I was five and one-half on that day. My music teacher father had the best radio in Jeffersonville, Indiana as he wanted to hear the Sunday Opera from Chicago and the big band remote broadcasts from Chicago where he was also a union musician and a regular side man for several big bands. The radio had short wave which I learned to operate. 

My RKO contract dancer mother's friends from Europe stayed with us when they were doing shows in Louisville, KY across the Ohio River.  The studios had very strict size standards for dancers as their leading men were all short.  They searched the world for small lady dancers.  I would carefully tune the radio for them looking for something in thier languages.  The best was BBC where I often heard Vera Lynn sing "We'll Meet Again," her original, signature song ending USO dances in London, England.  She was 16 and too young to be in the dance halls so they made her up to look 21 for the duration. Everyone knew, but that's who we were...

My father went to join the army the next day, but was rejected by Dr. Bruner, President of the Clark County Draft Board and President of the Jeffersonville School Board saying, "I am not going to lose my band directer to this Goddamn war!"  But, he had a good excuse as my dad was an asthmatic and actually "4F," but that is who we were.

Two years later, in 1943, with the war going strong, I was in second grade, "Miss Johnson's room," having my first feelings of love for a woman other than my mother.  She was a tall, willowy brunette who often wore "jumper" style dresses, moved very gracefully, but not as a dancer like my mother; naturally in her own way.  

Just before Thanksgiving a young man in uniform came to the school and sat in the back of the room for an hour.  He got up mouthing to her, silently, "I have to go..." She met him at the door and kissed him! The boys all went, "Yuk!" and groaned while the girls were all "a-twitter."  We soon settled down and continued...

In the spring on a Monday morning I arrived at school and the hall was filled with the mothers of our class.  One, a former teacher, was sitting at Miss Johnson's desk.  We were told to take our seats and the lady at the desk said, "Children, I have some bad news.  Miss Johnson's young man was shot down over Germany and was killed." The room fell down, every kid burst into tears and we all thought of the day he was there.  It was like we knew him.  The lady at the desk got us through the day because that's who we were.

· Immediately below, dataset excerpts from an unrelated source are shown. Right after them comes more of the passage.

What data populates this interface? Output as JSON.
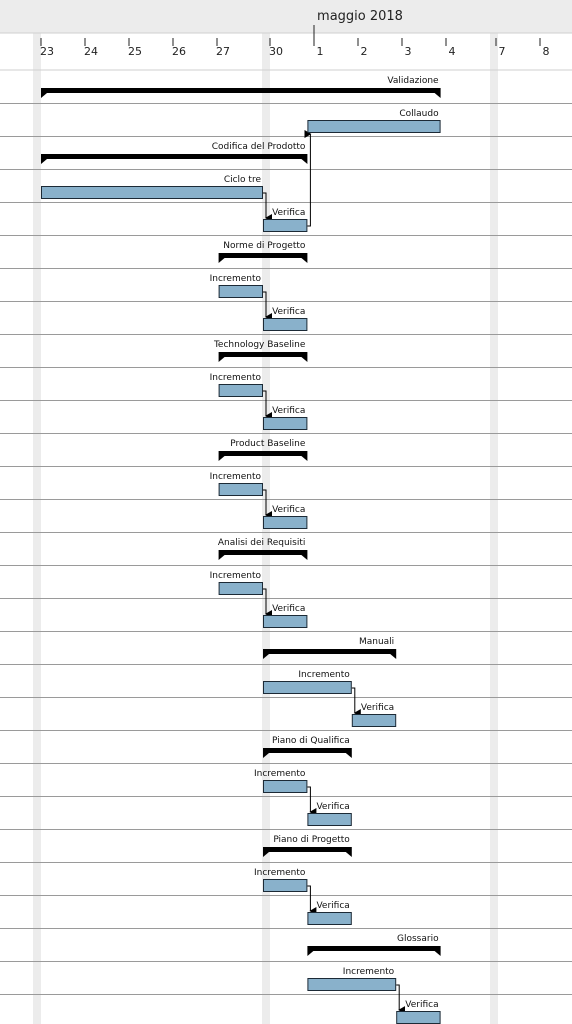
{
  "chart_data": {
    "type": "gantt",
    "month_label": "maggio 2018",
    "day_ticks": [
      "23",
      "24",
      "25",
      "26",
      "27",
      "30",
      "1",
      "2",
      "3",
      "4",
      "7",
      "8"
    ],
    "colors": {
      "task_fill": "#89b1cb",
      "task_stroke": "#1c2a36",
      "group_fill": "#000000",
      "weekend_band": "#ececec",
      "header_bg": "#ececec",
      "row_line": "#9a9a9a"
    },
    "rows": [
      {
        "label": "Validazione",
        "kind": "group",
        "start": 0,
        "end": 9
      },
      {
        "label": "Collaudo",
        "kind": "task",
        "start": 6,
        "end": 9
      },
      {
        "label": "Codifica del Prodotto",
        "kind": "group",
        "start": 0,
        "end": 6
      },
      {
        "label": "Ciclo tre",
        "kind": "task",
        "start": 0,
        "end": 5
      },
      {
        "label": "Verifica",
        "kind": "task",
        "start": 5,
        "end": 6
      },
      {
        "label": "Norme di Progetto",
        "kind": "group",
        "start": 4,
        "end": 6
      },
      {
        "label": "Incremento",
        "kind": "task",
        "start": 4,
        "end": 5
      },
      {
        "label": "Verifica",
        "kind": "task",
        "start": 5,
        "end": 6
      },
      {
        "label": "Technology Baseline",
        "kind": "group",
        "start": 4,
        "end": 6
      },
      {
        "label": "Incremento",
        "kind": "task",
        "start": 4,
        "end": 5
      },
      {
        "label": "Verifica",
        "kind": "task",
        "start": 5,
        "end": 6
      },
      {
        "label": "Product Baseline",
        "kind": "group",
        "start": 4,
        "end": 6
      },
      {
        "label": "Incremento",
        "kind": "task",
        "start": 4,
        "end": 5
      },
      {
        "label": "Verifica",
        "kind": "task",
        "start": 5,
        "end": 6
      },
      {
        "label": "Analisi dei Requisiti",
        "kind": "group",
        "start": 4,
        "end": 6
      },
      {
        "label": "Incremento",
        "kind": "task",
        "start": 4,
        "end": 5
      },
      {
        "label": "Verifica",
        "kind": "task",
        "start": 5,
        "end": 6
      },
      {
        "label": "Manuali",
        "kind": "group",
        "start": 5,
        "end": 8
      },
      {
        "label": "Incremento",
        "kind": "task",
        "start": 5,
        "end": 7
      },
      {
        "label": "Verifica",
        "kind": "task",
        "start": 7,
        "end": 8
      },
      {
        "label": "Piano di Qualifica",
        "kind": "group",
        "start": 5,
        "end": 7
      },
      {
        "label": "Incremento",
        "kind": "task",
        "start": 5,
        "end": 6
      },
      {
        "label": "Verifica",
        "kind": "task",
        "start": 6,
        "end": 7
      },
      {
        "label": "Piano di Progetto",
        "kind": "group",
        "start": 5,
        "end": 7
      },
      {
        "label": "Incremento",
        "kind": "task",
        "start": 5,
        "end": 6
      },
      {
        "label": "Verifica",
        "kind": "task",
        "start": 6,
        "end": 7
      },
      {
        "label": "Glossario",
        "kind": "group",
        "start": 6,
        "end": 9
      },
      {
        "label": "Incremento",
        "kind": "task",
        "start": 6,
        "end": 8
      },
      {
        "label": "Verifica",
        "kind": "task",
        "start": 8,
        "end": 9
      }
    ],
    "dependencies": [
      [
        3,
        4
      ],
      [
        4,
        1
      ],
      [
        6,
        7
      ],
      [
        9,
        10
      ],
      [
        12,
        13
      ],
      [
        15,
        16
      ],
      [
        18,
        19
      ],
      [
        21,
        22
      ],
      [
        24,
        25
      ],
      [
        27,
        28
      ]
    ]
  }
}
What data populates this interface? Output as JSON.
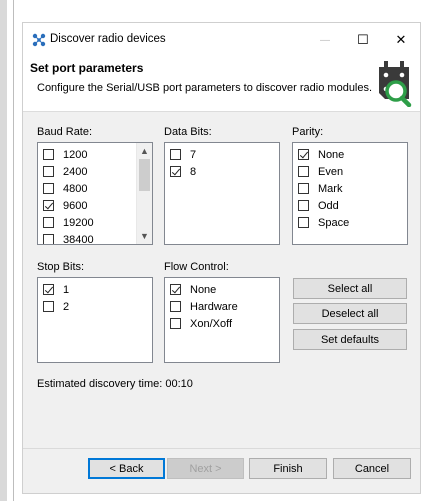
{
  "window": {
    "title": "Discover radio devices",
    "minimize_glyph": "—",
    "maximize_glyph": "☐",
    "close_glyph": "✕"
  },
  "header": {
    "title": "Set port parameters",
    "subtitle": "Configure the Serial/USB port parameters to discover radio modules.",
    "icon": "radio-search-icon",
    "accent": "#2e9e48"
  },
  "baud_rate": {
    "label": "Baud Rate:",
    "items": [
      {
        "label": "1200",
        "checked": false
      },
      {
        "label": "2400",
        "checked": false
      },
      {
        "label": "4800",
        "checked": false
      },
      {
        "label": "9600",
        "checked": true
      },
      {
        "label": "19200",
        "checked": false
      },
      {
        "label": "38400",
        "checked": false
      }
    ]
  },
  "data_bits": {
    "label": "Data Bits:",
    "items": [
      {
        "label": "7",
        "checked": false
      },
      {
        "label": "8",
        "checked": true
      }
    ]
  },
  "parity": {
    "label": "Parity:",
    "items": [
      {
        "label": "None",
        "checked": true
      },
      {
        "label": "Even",
        "checked": false
      },
      {
        "label": "Mark",
        "checked": false
      },
      {
        "label": "Odd",
        "checked": false
      },
      {
        "label": "Space",
        "checked": false
      }
    ]
  },
  "stop_bits": {
    "label": "Stop Bits:",
    "items": [
      {
        "label": "1",
        "checked": true
      },
      {
        "label": "2",
        "checked": false
      }
    ]
  },
  "flow_control": {
    "label": "Flow Control:",
    "items": [
      {
        "label": "None",
        "checked": true
      },
      {
        "label": "Hardware",
        "checked": false
      },
      {
        "label": "Xon/Xoff",
        "checked": false
      }
    ]
  },
  "actions": {
    "select_all": "Select all",
    "deselect_all": "Deselect all",
    "set_defaults": "Set defaults"
  },
  "estimate": "Estimated discovery time: 00:10",
  "footer": {
    "back": "< Back",
    "next": "Next >",
    "finish": "Finish",
    "cancel": "Cancel"
  }
}
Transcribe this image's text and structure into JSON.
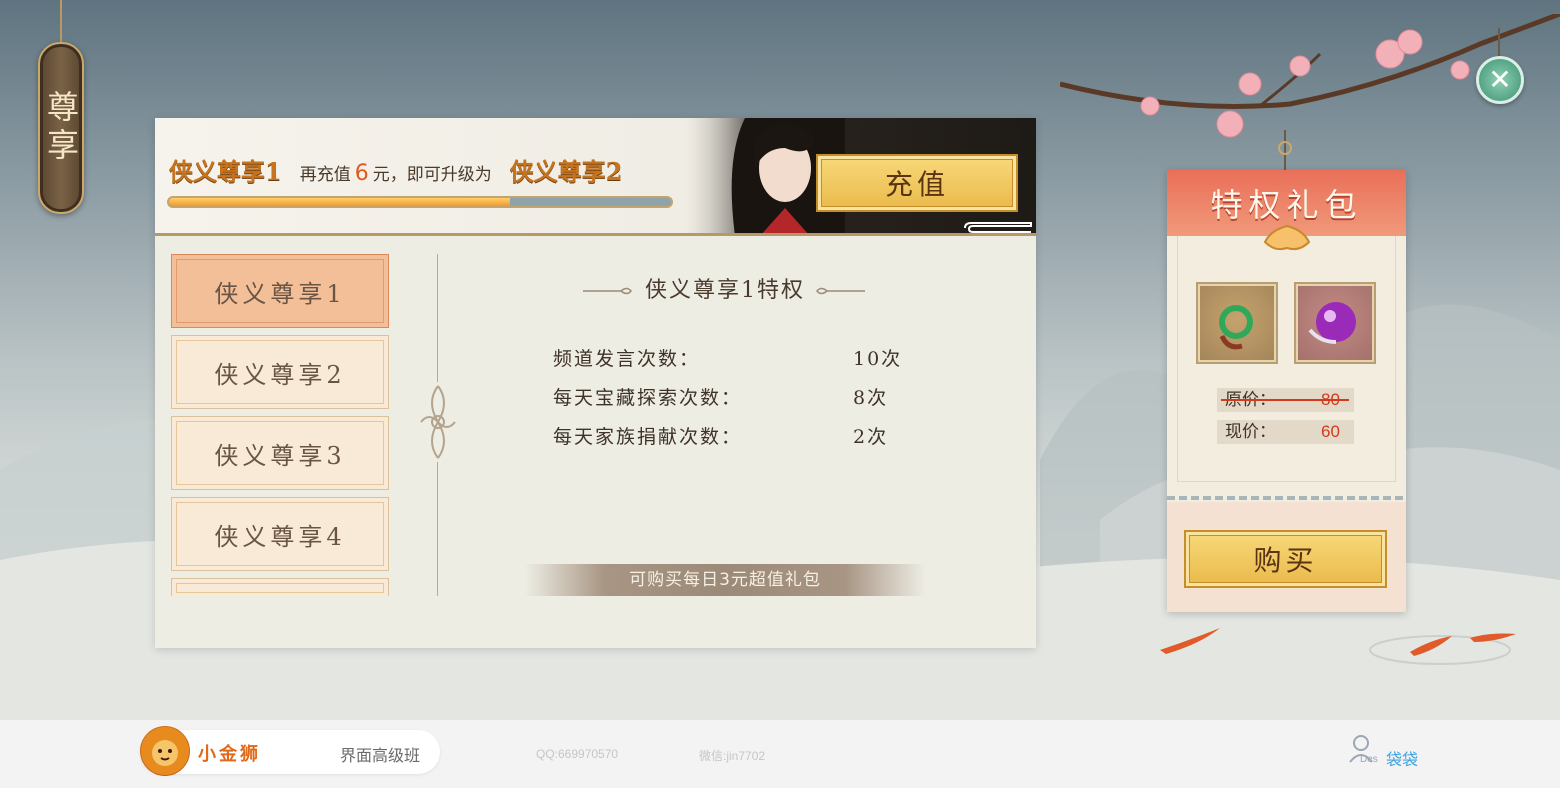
{
  "side_tag": {
    "label": "尊享"
  },
  "header": {
    "current_level": "侠义尊享1",
    "message_prefix": "再充值",
    "amount": "6",
    "message_suffix": "元，即可升级为",
    "next_level": "侠义尊享2",
    "progress_percent": 68,
    "recharge_label": "充值"
  },
  "tabs": [
    {
      "label": "侠义尊享1",
      "active": true
    },
    {
      "label": "侠义尊享2",
      "active": false
    },
    {
      "label": "侠义尊享3",
      "active": false
    },
    {
      "label": "侠义尊享4",
      "active": false
    }
  ],
  "content": {
    "title": "侠义尊享1特权",
    "perks": [
      {
        "label": "频道发言次数：",
        "value": "10次"
      },
      {
        "label": "每天宝藏探索次数：",
        "value": "8次"
      },
      {
        "label": "每天家族捐献次数：",
        "value": "2次"
      }
    ],
    "footer_note": "可购买每日3元超值礼包"
  },
  "gift": {
    "title": "特权礼包",
    "items": [
      "jade-pendant-icon",
      "purple-orb-icon"
    ],
    "original_price_label": "原价：",
    "original_price": "80",
    "current_price_label": "现价：",
    "current_price": "60",
    "buy_label": "购买"
  },
  "bottom_bar": {
    "brand_name": "小金狮",
    "course": "界面高级班",
    "qq": "QQ:669970570",
    "wechat": "微信:jin7702",
    "user_sub": "Des",
    "user_name": "袋袋"
  },
  "colors": {
    "accent_orange": "#e05a1e",
    "gold_button": "#eab94a",
    "gift_header": "#e96f58",
    "active_tab": "#f3bf99"
  }
}
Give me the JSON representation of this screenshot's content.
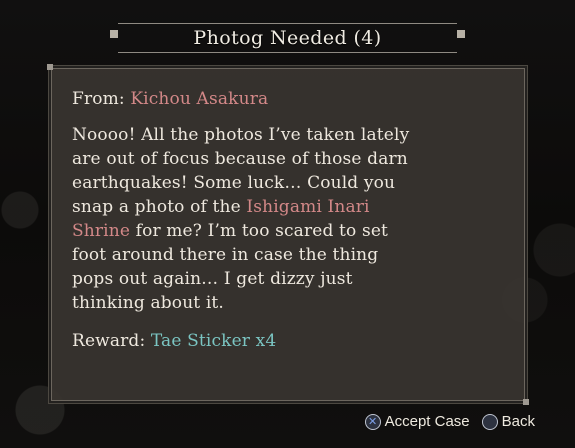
{
  "title": "Photog Needed (4)",
  "dialog": {
    "from_label": "From: ",
    "from_name": "Kichou Asakura",
    "message_lines": [
      "Noooo! All the photos I’ve taken lately",
      "are out of focus because of those darn",
      "earthquakes! Some luck… Could you",
      "snap a photo of the ",
      "Ishigami Inari",
      "Shrine",
      " for me? I’m too scared to set",
      "foot around there in case the thing",
      "pops out again… I get dizzy just",
      "thinking about it."
    ],
    "reward_label": "Reward: ",
    "reward_value": "Tae Sticker x4"
  },
  "controls": {
    "accept_label": "Accept Case",
    "back_label": "Back"
  },
  "colors": {
    "highlight_pink": "#d38888",
    "highlight_teal": "#7bc5c2"
  },
  "icons": {
    "accept": "cross-button-icon",
    "back": "circle-button-icon"
  }
}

The next day Miss Johnson came to school and continued, not as if nothing had happened, but because that's who we were. 

The next fall, on returning to school we found Miss Johnson had not returned!  She had joined the WACs and we were told she was in England.  The months went by and Spring came.  On another day we were told Miss Johnson had been killed in a air raid and this time the whole school collapsed, but we recovered and went on because in 1943 that's who we were.